NovaStar Program Reference / Data Loader / Overview

The data loader is an option for ingesting data into NovaStar and is being phased in starting with NovaStar 5.4.0.0.

Introduction
File Reader Service
Data Filer Service
Data Loader Workflow
Data Harvesting Programs

Introduction

NovaStar data ingestion can occur using different approaches: This documentation focuses on the data loader approach, which is suitable for running workflows to harvest and process data from third party sources and load the data into NovaStar. See also:

Data Collection - for real-time event-driven data
Data Import - for traditional NovaStar data imports, limited to specific sources

Traditional NovaStar data import programs typically involve writing a program that links with the NovaStar software libraries. This requires programming skills and often requires help from TriLynx Systems staff. Some general tools are available to facilitate data imports, such as the nsdataimport program, but have limitations. Limitations of traditional data import programs include:

compiled programs require knowledge about NovaStar libraries and database design
each program makes a connection to the database, which can result in contention for database resources
single purpose data loading programs may be difficult to maintain
simple programs do not provide workflow features to manipulate data
programs that are interrupted may cause data to not be ingested

In contrast, the data loader relies on using a simple CSV format file for data and optimizing data ingestion by using a single service. Benefits of this approach are:

data harvesting programs can be written in any programming language (Bash, Python, Java, C, C++, etc.)
the CSV file for the data loader is a simple format
the data loader service optimizes performance by handling database interactions
programs that are interrupted will not lose data if the load file has been written
third-party programs are maintained and tested by other entities, reducing the maintenance cost for TriLynx Systems and its clients

TriLynx Systems will continue to add data harvester programs. System-specific tools can be developed as needed.

The data loader contains two parts: The file reader and the data filer.

The file reader reads the file output of data harvesting programs, and inserts preliminary data into an intermediate table in the database. When it has finished processing a file, it moves it to an archival folder.

The data filer reads from the intermediate table, does appropriate processing for alarms, calibrations, and validation, and places it into standard Novastar5 data tables.

File Reader Service

The file reader proces is run by the file reader service (nsdataloader-filereader-service). The service runs continuously and reads data from files in the specified hot folder, by default /usr/ns/dataloader/. The data is then put into an intermediary table, and the file moved to a specified archival folder, by default /var/log/novastar/dataloader-archive.

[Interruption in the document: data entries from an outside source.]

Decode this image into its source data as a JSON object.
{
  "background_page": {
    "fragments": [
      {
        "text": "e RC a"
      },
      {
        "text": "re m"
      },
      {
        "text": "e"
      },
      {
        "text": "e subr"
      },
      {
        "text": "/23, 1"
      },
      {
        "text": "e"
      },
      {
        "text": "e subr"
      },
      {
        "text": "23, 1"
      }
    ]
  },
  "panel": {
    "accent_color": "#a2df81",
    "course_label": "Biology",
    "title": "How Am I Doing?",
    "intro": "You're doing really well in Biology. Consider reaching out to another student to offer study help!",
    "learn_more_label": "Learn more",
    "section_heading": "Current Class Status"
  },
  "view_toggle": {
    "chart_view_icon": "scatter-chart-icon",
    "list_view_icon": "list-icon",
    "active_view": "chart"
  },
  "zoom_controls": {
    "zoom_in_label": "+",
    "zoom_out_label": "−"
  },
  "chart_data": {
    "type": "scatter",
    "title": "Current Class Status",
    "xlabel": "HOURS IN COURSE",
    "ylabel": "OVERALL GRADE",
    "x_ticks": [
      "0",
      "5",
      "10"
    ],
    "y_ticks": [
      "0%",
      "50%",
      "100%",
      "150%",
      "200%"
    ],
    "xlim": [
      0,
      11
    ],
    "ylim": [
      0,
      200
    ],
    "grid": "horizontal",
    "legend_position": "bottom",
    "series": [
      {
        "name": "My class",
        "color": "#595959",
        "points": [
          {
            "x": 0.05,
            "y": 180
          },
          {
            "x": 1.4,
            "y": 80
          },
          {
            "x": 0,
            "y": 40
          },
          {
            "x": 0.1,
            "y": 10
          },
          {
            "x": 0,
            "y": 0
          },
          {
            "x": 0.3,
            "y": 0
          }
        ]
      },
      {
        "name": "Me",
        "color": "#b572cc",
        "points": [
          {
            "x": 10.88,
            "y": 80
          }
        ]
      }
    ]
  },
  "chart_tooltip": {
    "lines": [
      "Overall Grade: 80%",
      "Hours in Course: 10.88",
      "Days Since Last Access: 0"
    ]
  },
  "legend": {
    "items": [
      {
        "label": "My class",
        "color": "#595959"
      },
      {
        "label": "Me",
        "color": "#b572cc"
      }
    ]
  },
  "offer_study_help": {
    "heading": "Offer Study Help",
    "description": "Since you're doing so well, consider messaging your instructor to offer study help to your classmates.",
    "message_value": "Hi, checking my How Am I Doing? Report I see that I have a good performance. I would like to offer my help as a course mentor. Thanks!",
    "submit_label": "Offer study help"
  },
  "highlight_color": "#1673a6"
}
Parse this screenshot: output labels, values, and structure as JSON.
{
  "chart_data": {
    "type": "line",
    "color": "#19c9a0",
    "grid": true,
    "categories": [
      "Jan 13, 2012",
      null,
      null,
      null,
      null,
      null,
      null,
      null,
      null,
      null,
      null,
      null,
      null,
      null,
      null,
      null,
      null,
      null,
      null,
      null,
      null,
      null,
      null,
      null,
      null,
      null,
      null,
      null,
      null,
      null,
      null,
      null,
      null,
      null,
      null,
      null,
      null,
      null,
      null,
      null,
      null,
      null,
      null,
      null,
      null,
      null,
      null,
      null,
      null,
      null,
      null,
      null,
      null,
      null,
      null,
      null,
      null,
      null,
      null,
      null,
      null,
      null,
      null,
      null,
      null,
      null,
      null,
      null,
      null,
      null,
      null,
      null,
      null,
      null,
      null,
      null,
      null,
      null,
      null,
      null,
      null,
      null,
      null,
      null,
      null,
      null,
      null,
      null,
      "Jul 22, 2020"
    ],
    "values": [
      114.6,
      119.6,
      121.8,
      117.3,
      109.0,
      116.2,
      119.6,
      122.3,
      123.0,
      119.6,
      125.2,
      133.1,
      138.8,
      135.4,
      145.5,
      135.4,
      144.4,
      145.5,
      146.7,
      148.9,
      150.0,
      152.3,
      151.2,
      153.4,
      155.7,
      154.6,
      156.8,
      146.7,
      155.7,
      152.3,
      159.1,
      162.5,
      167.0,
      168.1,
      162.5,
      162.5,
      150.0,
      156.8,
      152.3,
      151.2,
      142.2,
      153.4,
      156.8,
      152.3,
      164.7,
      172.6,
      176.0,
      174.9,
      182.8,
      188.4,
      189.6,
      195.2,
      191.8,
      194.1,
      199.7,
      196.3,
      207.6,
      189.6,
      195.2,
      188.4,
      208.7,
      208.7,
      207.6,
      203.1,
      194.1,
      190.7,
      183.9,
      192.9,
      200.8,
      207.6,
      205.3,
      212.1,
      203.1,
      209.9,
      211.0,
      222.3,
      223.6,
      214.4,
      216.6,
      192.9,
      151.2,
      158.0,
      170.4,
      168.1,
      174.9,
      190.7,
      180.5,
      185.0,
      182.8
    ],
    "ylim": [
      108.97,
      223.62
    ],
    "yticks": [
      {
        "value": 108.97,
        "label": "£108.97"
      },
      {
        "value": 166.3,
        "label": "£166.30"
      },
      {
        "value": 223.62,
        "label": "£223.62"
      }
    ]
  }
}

See the service documentation for information about starting and stopping the service.

Data Filer Service

The data filer process is run by the data filer service (nsdataloader-datafiler-service). The service runs continuously and is optimized to ingest data while minimizing load on the database server. This occurs by limiting the number of processes that write data to the database. In contrast, the older data import approach can result in many processes attempting to load data at the same time, which leads to higher contention for database resources.

See the service documentation for information about starting and stopping the service.

Data Loader Workflow

The nsdataloader-filereader documentation provides details for implementing data harvesting software.

Data Harvesting Programs

Data harvesting programs must meet the following requirements:

Install and run on Debian Linux:
- NovaStar systems are deployed with Java and Python and additional environments can be enabled.
Run in batch mode from the scheduler.
Support timeout so that automated processes do not hang.
Run as a normal user.
Create the CSV file needed by the data loader:
1. Handle time zone.
2. Format interval data with timestamp at the end of the interval.
3. Do not load missing values (NovaStar only stores actual values).

The following are known harvester programs for different data sources and formats. The TSTool software is an initial focus due to its ability to run workflows and handle many data sources and formats.

Data Sources/Formats and Available Data Harvesters

Data Source/Format	Available Data Harvester Software
Many climate and hydrology time series	TSTool (Time Series Tool) with plugins.